HBJ acquired three Sea World aquatic parks in San Diego, Ohio and Orlando, Fla., in 1976 for $51 million. It will open a new, $140-million Sea World in San Antonio in April. HBJ also operates Boardwalk & Baseball and Florida Cypress Gardens, both in Orlando.

In an interview last week, Edgell said that “in my opinion, (Jovanovich) is fed up with the theme park business.” Edgell, who is leading a leveraged buyout of HBJ’s trade magazine publishing business, suggested that “if a Japanese firm came along with $2.5 billion, they could buy” the parks.

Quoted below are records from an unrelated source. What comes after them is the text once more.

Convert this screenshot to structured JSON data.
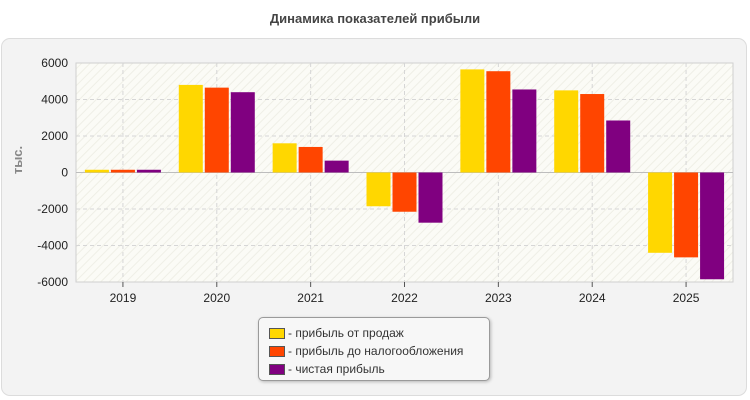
{
  "chart_data": {
    "type": "bar",
    "title": "Динамика показателей прибыли",
    "ylabel": "тыс.",
    "xlabel": "",
    "categories": [
      "2019",
      "2020",
      "2021",
      "2022",
      "2023",
      "2024",
      "2025"
    ],
    "ylim": [
      -6000,
      6000
    ],
    "yticks": [
      6000,
      4000,
      2000,
      0,
      -2000,
      -4000,
      -6000
    ],
    "grid": true,
    "legend_position": "bottom",
    "series": [
      {
        "name": "- прибыль от продаж",
        "color": "#ffd700",
        "values": [
          150,
          4800,
          1600,
          -1850,
          5650,
          4500,
          -4400
        ]
      },
      {
        "name": "- прибыль до налогообложения",
        "color": "#ff4500",
        "values": [
          150,
          4650,
          1400,
          -2150,
          5550,
          4300,
          -4650
        ]
      },
      {
        "name": "- чистая прибыль",
        "color": "#800080",
        "values": [
          150,
          4400,
          650,
          -2750,
          4550,
          2850,
          -5850
        ]
      }
    ]
  }
}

Analysts have described that $2.5-billion figure as ridiculous. J. Kendrick Noble Jr., an analyst with Paine Webber, suggested that the parks would likely be worth between $750 million and $1 billion.

Serious Accidents

Edgell, however, last week defended the $2.5-billion figure as “a number that I think is the right number.” Jovanovich may be tiring of the controversy that Sea World has generated with its ongoing attempts to capture or buy additional killer whales for its parks. During the past two months, Sea World has acknowledged that killer whale trainers at the San Diego park have been involved in as many as 14 accidents, some of them serious.

In the wake of those accidents, Jovanovich personally ordered whale trainers out of Sea World tanks around the country.

Jovanovich’s “first love is publishing,” according to Edgell. “He’s an educator. He would much rather be developing textbooks and magazines” than dealing with the parks.